Are you a mother of an anxious teenager who is obsessed and over insecure about himself? Well, there are many ways where you can actually get him under your guidance. Adolescence is very risky, mainly for your kid who is going through a lot of things around him. His change in hormones, body, mental tension adds up to his insecurities making him an anxious kid. He is figuring out who he is, what he wants to be in this world which looks confusing to him and mainly tensed about what girls or other boys perceive him to be. The age is fussy and he is not sure what he has to do next. He probably doesn’t want your help, he just wants a good friend to be a good listener. This is when he pushes you away, if you are strict, un-understanding and act rude to his emotions.
It is the number of things that the child wants to tell you varying from ‘I love you to I hate you, talk to me, but not like that, give me space but do not leave me, help me but don’t embarrass me’. These are the different kind of things he wants to tell you, but also doesn’t want to tell. For all these reasons and more, adolescence is an uneasy–provoking, tumultuous time, both for you and especially for your kid.
Do you want to help him without hurting his feelings or disturbing his thoughts, then here are some ways to deal and how to talk to teenagers.
Parents Guide on How to Talk with Anxious Teenager
1Check your anxiety level
If you have a child who is undergoing anxiety issues, you should know to control yours first. The first step is to monitor your anxiety around your child. In some ways, It is important to just be there and help your child through silences and not through loud gestures or help that would be of no use to him. Before you ask your child his problems, ask yourself if it is your anxiety or what is keeping you worried?! From there, you will have a sense and control of your emotions in front of your kid. Remember that you and your child are different, and your thinking comes from two different places. The bottom line is that you can’t change your child’s feelings or the situation, but you can help her through it.
Wait for him to come to you if there is a need. So separate your own feelings from your child’s feelings. Yes, it gets hard on many levels for both you and your kid, but it is necessary for your kid to undergo some pain before he turns in for help. Realize that you can work to help your child, but you can’t live the painful moments for her. Keeping your anxiety level under a check is important to help your child without making it worse for him.
2Give him the much needed space
Be next to him physically, but mentally give him the space that he requires. This is very important to help your child because he will understand that you are giving him some well needed space. Step in only when necessary and move out when not needed. If you say something and that tenses him up, take a back step because you do not want to irritate him. It is a fine line for parents, but so important to be there when he needs you to listen to him. That is when you tell the boy ‘I will be there to help you, no matter what!’
3Help normalize the anxiety
When you shuu your kid away, that is when his dreams of talking to a mature person are crushed.
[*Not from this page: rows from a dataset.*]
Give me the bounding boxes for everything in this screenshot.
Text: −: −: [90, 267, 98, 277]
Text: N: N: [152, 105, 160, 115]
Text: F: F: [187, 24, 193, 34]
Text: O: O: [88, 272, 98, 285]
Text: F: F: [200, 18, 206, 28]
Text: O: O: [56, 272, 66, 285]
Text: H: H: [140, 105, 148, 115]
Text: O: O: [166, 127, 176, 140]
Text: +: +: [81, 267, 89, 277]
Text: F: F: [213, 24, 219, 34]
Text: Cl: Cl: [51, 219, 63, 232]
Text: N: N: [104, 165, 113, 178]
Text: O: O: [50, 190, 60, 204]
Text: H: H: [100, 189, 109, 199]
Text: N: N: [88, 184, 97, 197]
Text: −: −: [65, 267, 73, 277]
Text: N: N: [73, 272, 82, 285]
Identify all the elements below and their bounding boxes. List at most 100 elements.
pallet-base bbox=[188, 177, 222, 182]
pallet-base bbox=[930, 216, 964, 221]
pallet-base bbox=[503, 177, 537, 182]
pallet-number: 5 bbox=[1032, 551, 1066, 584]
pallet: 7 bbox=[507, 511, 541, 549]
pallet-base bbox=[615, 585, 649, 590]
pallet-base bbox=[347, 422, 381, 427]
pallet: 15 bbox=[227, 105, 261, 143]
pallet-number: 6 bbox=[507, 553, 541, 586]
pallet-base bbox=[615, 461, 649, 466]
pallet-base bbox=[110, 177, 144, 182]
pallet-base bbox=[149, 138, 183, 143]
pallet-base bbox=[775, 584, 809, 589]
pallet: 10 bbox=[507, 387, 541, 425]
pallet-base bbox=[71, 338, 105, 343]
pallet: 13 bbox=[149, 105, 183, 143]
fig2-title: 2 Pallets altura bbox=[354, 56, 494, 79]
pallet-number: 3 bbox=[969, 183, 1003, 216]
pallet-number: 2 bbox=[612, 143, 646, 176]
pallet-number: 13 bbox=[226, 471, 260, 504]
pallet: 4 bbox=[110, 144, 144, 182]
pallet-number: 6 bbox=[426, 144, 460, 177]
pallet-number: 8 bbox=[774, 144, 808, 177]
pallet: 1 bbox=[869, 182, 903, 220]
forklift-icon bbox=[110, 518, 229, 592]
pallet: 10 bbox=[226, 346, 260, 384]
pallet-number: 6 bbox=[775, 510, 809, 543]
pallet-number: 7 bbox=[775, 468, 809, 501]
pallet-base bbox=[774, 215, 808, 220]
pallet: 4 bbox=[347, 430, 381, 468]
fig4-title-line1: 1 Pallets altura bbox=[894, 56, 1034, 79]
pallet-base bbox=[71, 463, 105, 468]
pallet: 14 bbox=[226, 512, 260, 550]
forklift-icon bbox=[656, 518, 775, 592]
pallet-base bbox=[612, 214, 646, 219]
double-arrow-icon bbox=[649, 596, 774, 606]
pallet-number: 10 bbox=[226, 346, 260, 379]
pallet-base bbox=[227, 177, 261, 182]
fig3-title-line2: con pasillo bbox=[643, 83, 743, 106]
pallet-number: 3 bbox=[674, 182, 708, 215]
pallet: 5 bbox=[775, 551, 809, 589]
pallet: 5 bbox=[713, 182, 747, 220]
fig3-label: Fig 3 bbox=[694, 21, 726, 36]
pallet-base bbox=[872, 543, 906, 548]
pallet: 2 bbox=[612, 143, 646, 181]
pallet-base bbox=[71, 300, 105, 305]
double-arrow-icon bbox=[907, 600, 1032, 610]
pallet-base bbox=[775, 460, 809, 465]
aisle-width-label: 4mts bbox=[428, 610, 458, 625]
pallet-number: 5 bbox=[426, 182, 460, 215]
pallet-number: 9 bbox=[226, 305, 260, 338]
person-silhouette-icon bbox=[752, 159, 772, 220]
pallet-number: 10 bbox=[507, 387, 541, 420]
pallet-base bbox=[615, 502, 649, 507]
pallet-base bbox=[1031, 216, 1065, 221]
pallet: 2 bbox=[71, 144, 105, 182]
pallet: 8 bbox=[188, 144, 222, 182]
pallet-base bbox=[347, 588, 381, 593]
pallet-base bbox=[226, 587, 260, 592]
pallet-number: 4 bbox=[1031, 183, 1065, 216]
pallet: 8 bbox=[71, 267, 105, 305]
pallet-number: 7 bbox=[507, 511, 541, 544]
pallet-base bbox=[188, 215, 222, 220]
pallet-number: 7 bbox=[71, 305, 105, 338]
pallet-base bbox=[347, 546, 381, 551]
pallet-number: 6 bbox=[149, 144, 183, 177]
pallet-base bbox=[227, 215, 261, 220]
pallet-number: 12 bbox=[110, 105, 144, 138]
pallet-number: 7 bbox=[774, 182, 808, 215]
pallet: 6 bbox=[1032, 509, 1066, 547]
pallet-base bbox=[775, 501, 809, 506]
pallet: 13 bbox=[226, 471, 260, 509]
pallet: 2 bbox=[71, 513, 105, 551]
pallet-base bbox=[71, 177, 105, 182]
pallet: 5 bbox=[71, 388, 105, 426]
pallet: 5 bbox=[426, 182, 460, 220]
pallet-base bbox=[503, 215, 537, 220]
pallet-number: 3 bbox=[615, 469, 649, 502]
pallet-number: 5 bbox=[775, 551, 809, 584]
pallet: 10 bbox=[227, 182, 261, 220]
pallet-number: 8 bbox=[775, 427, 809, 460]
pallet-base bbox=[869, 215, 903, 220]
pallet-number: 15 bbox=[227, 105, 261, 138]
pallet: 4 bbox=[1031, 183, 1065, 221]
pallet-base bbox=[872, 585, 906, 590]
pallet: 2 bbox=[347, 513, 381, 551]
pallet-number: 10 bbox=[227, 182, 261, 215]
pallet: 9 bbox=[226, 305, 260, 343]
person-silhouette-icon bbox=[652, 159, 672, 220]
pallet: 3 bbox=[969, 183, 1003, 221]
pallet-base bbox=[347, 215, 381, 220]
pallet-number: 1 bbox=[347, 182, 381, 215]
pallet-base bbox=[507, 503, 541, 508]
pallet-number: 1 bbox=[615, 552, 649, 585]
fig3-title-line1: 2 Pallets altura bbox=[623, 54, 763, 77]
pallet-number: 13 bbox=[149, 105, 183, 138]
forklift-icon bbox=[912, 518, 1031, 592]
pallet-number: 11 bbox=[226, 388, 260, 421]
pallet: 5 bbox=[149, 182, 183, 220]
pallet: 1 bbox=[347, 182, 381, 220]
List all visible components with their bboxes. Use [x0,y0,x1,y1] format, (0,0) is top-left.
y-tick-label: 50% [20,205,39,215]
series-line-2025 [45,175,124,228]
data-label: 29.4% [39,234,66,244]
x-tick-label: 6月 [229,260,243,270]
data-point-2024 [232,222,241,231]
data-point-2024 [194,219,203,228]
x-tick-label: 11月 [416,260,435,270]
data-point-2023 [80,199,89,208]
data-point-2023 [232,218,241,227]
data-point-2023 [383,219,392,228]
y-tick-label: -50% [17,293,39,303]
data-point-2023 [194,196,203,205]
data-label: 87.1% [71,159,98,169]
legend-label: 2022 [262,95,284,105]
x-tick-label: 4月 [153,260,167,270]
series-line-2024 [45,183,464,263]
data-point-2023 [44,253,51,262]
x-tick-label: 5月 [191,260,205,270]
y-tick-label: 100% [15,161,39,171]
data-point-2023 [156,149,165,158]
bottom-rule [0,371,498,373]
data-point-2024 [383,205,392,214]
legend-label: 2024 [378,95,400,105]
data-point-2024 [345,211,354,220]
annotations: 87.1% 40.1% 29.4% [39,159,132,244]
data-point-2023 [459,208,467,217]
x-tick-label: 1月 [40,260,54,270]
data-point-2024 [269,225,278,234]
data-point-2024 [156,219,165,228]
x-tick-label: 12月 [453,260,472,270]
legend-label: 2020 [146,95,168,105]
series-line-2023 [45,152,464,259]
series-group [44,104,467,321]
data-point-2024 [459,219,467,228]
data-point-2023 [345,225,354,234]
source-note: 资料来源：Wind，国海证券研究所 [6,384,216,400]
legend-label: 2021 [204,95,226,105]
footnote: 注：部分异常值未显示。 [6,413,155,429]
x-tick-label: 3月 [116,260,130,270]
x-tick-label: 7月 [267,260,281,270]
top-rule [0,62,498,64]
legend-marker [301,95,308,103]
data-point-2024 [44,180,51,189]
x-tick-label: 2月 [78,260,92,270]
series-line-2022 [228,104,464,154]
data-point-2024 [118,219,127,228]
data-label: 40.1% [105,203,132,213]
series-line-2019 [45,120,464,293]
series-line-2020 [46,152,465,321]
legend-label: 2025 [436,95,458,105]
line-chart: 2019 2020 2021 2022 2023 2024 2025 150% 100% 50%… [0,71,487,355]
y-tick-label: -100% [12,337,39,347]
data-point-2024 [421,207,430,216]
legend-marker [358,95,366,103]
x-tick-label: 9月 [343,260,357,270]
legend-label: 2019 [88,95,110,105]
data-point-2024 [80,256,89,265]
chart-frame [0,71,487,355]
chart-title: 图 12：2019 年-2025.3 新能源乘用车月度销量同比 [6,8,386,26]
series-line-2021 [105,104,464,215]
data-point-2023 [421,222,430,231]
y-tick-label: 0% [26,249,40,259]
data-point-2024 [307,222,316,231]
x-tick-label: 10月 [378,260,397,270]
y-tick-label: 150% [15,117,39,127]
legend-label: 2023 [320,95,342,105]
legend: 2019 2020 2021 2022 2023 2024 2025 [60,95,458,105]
Remember, that you should look at the problem in a very objective manner. Do not make him feel like he is doing a mistake by coming to you. Always pay heed to his issues when he tells you. For example, if your child has a big presentation for English class and is really stressed, you could say, “It’s normal to feel anxious at times like these; everyone does. We all have areas that are scary for us.” You could continue to coach him by saying, “When I’m nervous, I go take a walk or call a friend and talk. When you have those feelings, what do you think you could do to calm down?” It’s also helpful to remind your child of when he did something successfully before. “Remember when you were in the play last year? You did a great job, and I’m sure you will again.”
By the way, if there really is something traumatic happening in your child’s life, like a divorce, a significant move, or a death, this is a highly anxious time for both of you. But even when things are most difficult, it’s important to respond to your child by being reassuring and supportive; try to normalize some of her feelings. This also may be a time when you seek out additional help from your child’s pediatrician or a counselor.
4Do not over help
Help the kid, but don’t over help. Let him analyze the problems and decide for himself. Help your child if he’s having trouble making choices. Be supportive and do what you can to help, but don’t jump in and try to do it for him. There are a certain things you can’t control as a parent. It is always best for him to decide and do it by himself. It may be a problems for the first few times, but later he will know he needs to just handle it the right way. You can always offer help, but do not fully finish the work for him.
5Do not negate
Your child sure has some sense of what things are and how it is on him. IF you kid cribs saying he doesn’t like the hairstyle, do not just say ‘NO, you are wrong, this looks great.’ Don’t just cut it right on his face because he knows that it is not really great looking. Children learn a lot nowadays from various social media, TV etc. Say things like ‘honey,it looks good, but yes may be you need a different hairdo.’ Try to accept and then divert their focus into grooming themselves. Always try to come up compliments out of the blue. You can say things like ‘Oh my, you look wonderful in that suit’ or ‘Wear that hat to the beach retreat and you will look great,son’ The kid will act like he doesn’t care about your comments, but trust yourself, he is going to go with exactly what you complimented him on!
Remember that anxiety in children can be on different levels. If your child’s anxiety is such that he isn’t going to school or seeing friends and is isolating himself from your family, it’s time to seek outside help from a professional.